A bigger and more prominent distinction between the two mountains though is the difference in elevation. The ADK 46 High Peaks are all the mountains above 4,000 feet as opposed to the Catskill 3500, which are all above 3,500 feet. These 500 feet apparently make a huge difference in your experience. The ADKs have better views because the last few hundred feet of your hike is above tree line and this can sometimes result in a great 360 degree view. This view consists of 6.1 million acres of forest land and often you can just barely make out a house in the distance. These views can be really satisfying when you struggle the last few tenths of a mile and are rewarded graciously upon reaching the top.
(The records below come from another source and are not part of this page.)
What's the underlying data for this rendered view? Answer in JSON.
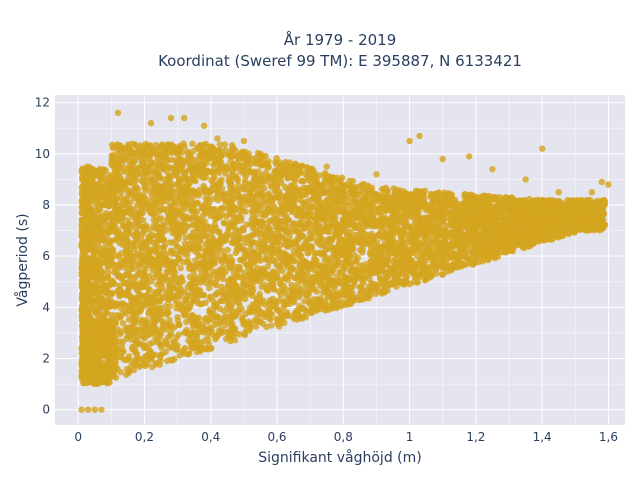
{
  "chart_data": {
    "type": "scatter",
    "title_line1": "År 1979 - 2019",
    "title_line2": "Koordinat (Sweref 99 TM): E 395887, N 6133421",
    "xlabel": "Signifikant våghöjd (m)",
    "ylabel": "Vågperiod (s)",
    "xlim": [
      -0.07,
      1.65
    ],
    "ylim": [
      -0.6,
      12.3
    ],
    "xticks": [
      0,
      0.2,
      0.4,
      0.6,
      0.8,
      1,
      1.2,
      1.4,
      1.6
    ],
    "xtick_labels": [
      "0",
      "0,2",
      "0,4",
      "0,6",
      "0,8",
      "1",
      "1,2",
      "1,4",
      "1,6"
    ],
    "yticks": [
      0,
      2,
      4,
      6,
      8,
      10,
      12
    ],
    "ytick_labels": [
      "0",
      "2",
      "4",
      "6",
      "8",
      "10",
      "12"
    ],
    "grid": true,
    "legend": "none",
    "marker_color": "#D4A520",
    "plot_bg": "#E5E5EF",
    "series": [
      {
        "points": [
          [
            0.01,
            0.0
          ],
          [
            0.03,
            0.0
          ],
          [
            0.05,
            0.0
          ],
          [
            0.07,
            0.0
          ],
          [
            0.01,
            1.5
          ],
          [
            0.02,
            2.8
          ],
          [
            0.03,
            4.5
          ],
          [
            0.04,
            6.5
          ],
          [
            0.05,
            8.8
          ],
          [
            0.06,
            1.2
          ],
          [
            0.08,
            3.3
          ],
          [
            0.1,
            1.3
          ],
          [
            0.12,
            5.2
          ],
          [
            0.12,
            11.6
          ],
          [
            0.15,
            2.0
          ],
          [
            0.18,
            9.2
          ],
          [
            0.2,
            1.8
          ],
          [
            0.22,
            11.2
          ],
          [
            0.25,
            3.0
          ],
          [
            0.28,
            11.4
          ],
          [
            0.3,
            2.5
          ],
          [
            0.32,
            11.4
          ],
          [
            0.35,
            4.5
          ],
          [
            0.38,
            11.1
          ],
          [
            0.4,
            3.2
          ],
          [
            0.42,
            10.6
          ],
          [
            0.45,
            4.0
          ],
          [
            0.5,
            10.5
          ],
          [
            0.5,
            3.4
          ],
          [
            0.55,
            10.0
          ],
          [
            0.6,
            3.9
          ],
          [
            0.62,
            9.6
          ],
          [
            0.7,
            4.2
          ],
          [
            0.75,
            9.5
          ],
          [
            0.8,
            4.6
          ],
          [
            0.9,
            9.2
          ],
          [
            0.95,
            4.9
          ],
          [
            1.0,
            10.5
          ],
          [
            1.03,
            10.7
          ],
          [
            1.05,
            5.2
          ],
          [
            1.1,
            9.8
          ],
          [
            1.15,
            5.6
          ],
          [
            1.18,
            9.9
          ],
          [
            1.2,
            6.0
          ],
          [
            1.25,
            9.4
          ],
          [
            1.3,
            6.3
          ],
          [
            1.35,
            9.0
          ],
          [
            1.4,
            7.0
          ],
          [
            1.4,
            10.2
          ],
          [
            1.45,
            8.5
          ],
          [
            1.5,
            7.3
          ],
          [
            1.55,
            8.5
          ],
          [
            1.58,
            8.9
          ],
          [
            1.6,
            8.8
          ]
        ]
      }
    ]
  }
}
On the other hand, it is much less satisfying when you get to the top of a Catskill mountain and your view is nonexistent because it’s been compromised by a million trees (doesn’t nature know any better?). When you do have a view, it often includes much more than just mountains since the Catskill Park is a mere 700,000 acres and many of the valleys are developed. This might make people, like my mom, who worry about getting lost feel better when they make it to the top and know there is civilization if they walk far enough in one direction.
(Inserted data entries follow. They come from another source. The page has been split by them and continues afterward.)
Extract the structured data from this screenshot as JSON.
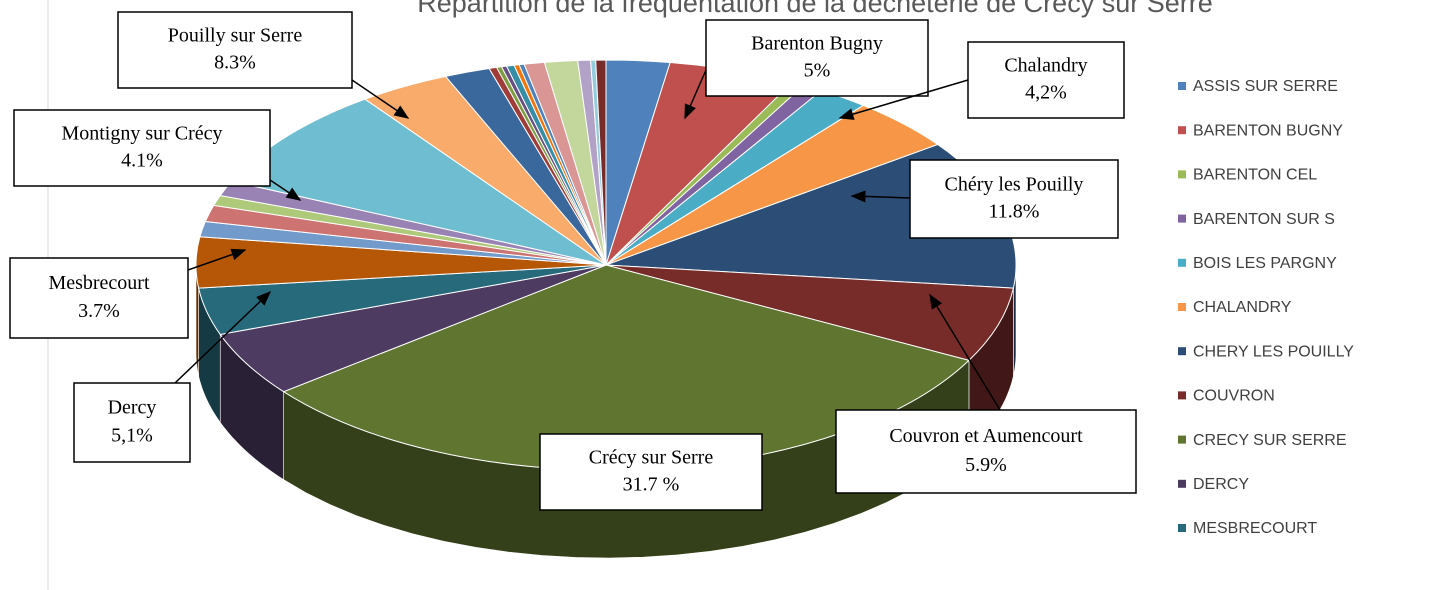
{
  "chart_data": {
    "type": "pie3d",
    "title": "Répartition de la fréquentation de la déchèterie de Crécy sur Serre",
    "categories": [
      "ASSIS SUR SERRE",
      "BARENTON BUGNY",
      "BARENTON CEL",
      "BARENTON SUR S",
      "BOIS LES PARGNY",
      "CHALANDRY",
      "CHERY LES POUILLY",
      "COUVRON",
      "CRECY SUR SERRE",
      "DERCY",
      "MESBRECOURT",
      null,
      null,
      null,
      null,
      null,
      null,
      null,
      null,
      null,
      null,
      null,
      null,
      null,
      null,
      null,
      null,
      null,
      null,
      null
    ],
    "values": [
      2.5,
      5,
      0.5,
      0.8,
      2,
      4.2,
      11.8,
      5.9,
      31.7,
      5.1,
      3.7,
      4,
      1.2,
      1.3,
      0.8,
      1.2,
      8.3,
      3.6,
      1.8,
      0.3,
      0.2,
      0.2,
      0.3,
      0.2,
      0.2,
      0.8,
      1.3,
      0.5,
      0.2,
      0.4
    ],
    "colors": [
      "#4F81BD",
      "#C0504D",
      "#9BBB59",
      "#8064A2",
      "#4BACC6",
      "#F79646",
      "#2C4D75",
      "#772C2A",
      "#5F7530",
      "#4D3B62",
      "#276A7C",
      "#B65708",
      "#729ACA",
      "#CD7371",
      "#AFC97A",
      "#9983B5",
      "#6FBDD1",
      "#F9AB6B",
      "#3A679C",
      "#9F3B38",
      "#7E9C40",
      "#664F83",
      "#358EA6",
      "#F3760D",
      "#4F81BD",
      "#D99694",
      "#C3D69B",
      "#B3A2C7",
      "#93CDDD",
      "#772C2A"
    ],
    "legend_position": "right",
    "annotations": [
      {
        "name": "Pouilly sur Serre",
        "value": "8.3%"
      },
      {
        "name": "Barenton Bugny",
        "value": "5%"
      },
      {
        "name": "Chalandry",
        "value": "4,2%"
      },
      {
        "name": "Montigny sur Crécy",
        "value": "4.1%"
      },
      {
        "name": "Chéry les Pouilly",
        "value": "11.8%"
      },
      {
        "name": "Mesbrecourt",
        "value": "3.7%"
      },
      {
        "name": "Dercy",
        "value": "5,1%"
      },
      {
        "name": "Crécy sur Serre",
        "value": "31.7 %"
      },
      {
        "name": "Couvron et Aumencourt",
        "value": "5.9%"
      }
    ]
  }
}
Another difference is the distance to the summits. In the ADKs, I remember hiking for miles just to begin my ascent (Allen Mountain anyone?). In the Catskills, I get out of my car and immediately I’m hiking up a mountain and only have a few miles until I summit. This might be more desirable for people looking for a hike with less mileage (again, better for moms).
However, what’s not better for moms is the fact that in the Catskills trail-less mountains really are completely trail-less. I thought I was such a badass in the ADKs hiking “trail-less” peaks. However, these ADK “trail-less” peaks had herd paths, unofficial trails created and maintained by hikers. Herd paths didn’t have official trail markers but they would have cairns and other things to identify the trail. In the Catskills, the trail-less peaks don’t have shit (way more badass). You have to bushwhack to the summit and actually need some navigation skills (or a fancy GPS). Better go dust off that compass sitting in my closet…
Lastly, I really enjoy the enthusiastic ADK spirit that exists in the towns throughout the Adirondack region. Every car has an ‘ADK’ bumper-sticker, every store that exists has ADK books and shirts, and every porch has an ADK chair (quite possibly an exaggeration). The Village of Lake Placid boasts constantly about their hosting of the 1932 AND 1980 Olympic games. And Lake George is just in a whole other ballpark when it comes to having town spirit… I mean, the Minnie Ha Ha is pretty cool, I guess, but your outlets do kind of suck, Lake George. But seriously, if you do find yourself in the Adirondacks Keene Valley is the cats pajamas when it comes to cool mountain towns and Noonmark Diner has the best pie north of the Mason Dixon Line. I haven’t experienced this type of spirit (or pie) in the Catskills, which could be a good thing because it means less tourists (hikers hate large masses of people). Maybe I just haven’t explored the towns enough (I did eat at Miss Lucy’s Kitchen in Saugerties… amazeballs) but it just doesn’t seem like people are that worked up about the Catskills.
I could probably go on about this for a while but this is by far my longest post and I’m sure most of you have stopped reading by now. So, I’ll end here by saying both mountains have enjoyable hiking so get out there and see for yourself which mountains you prefer.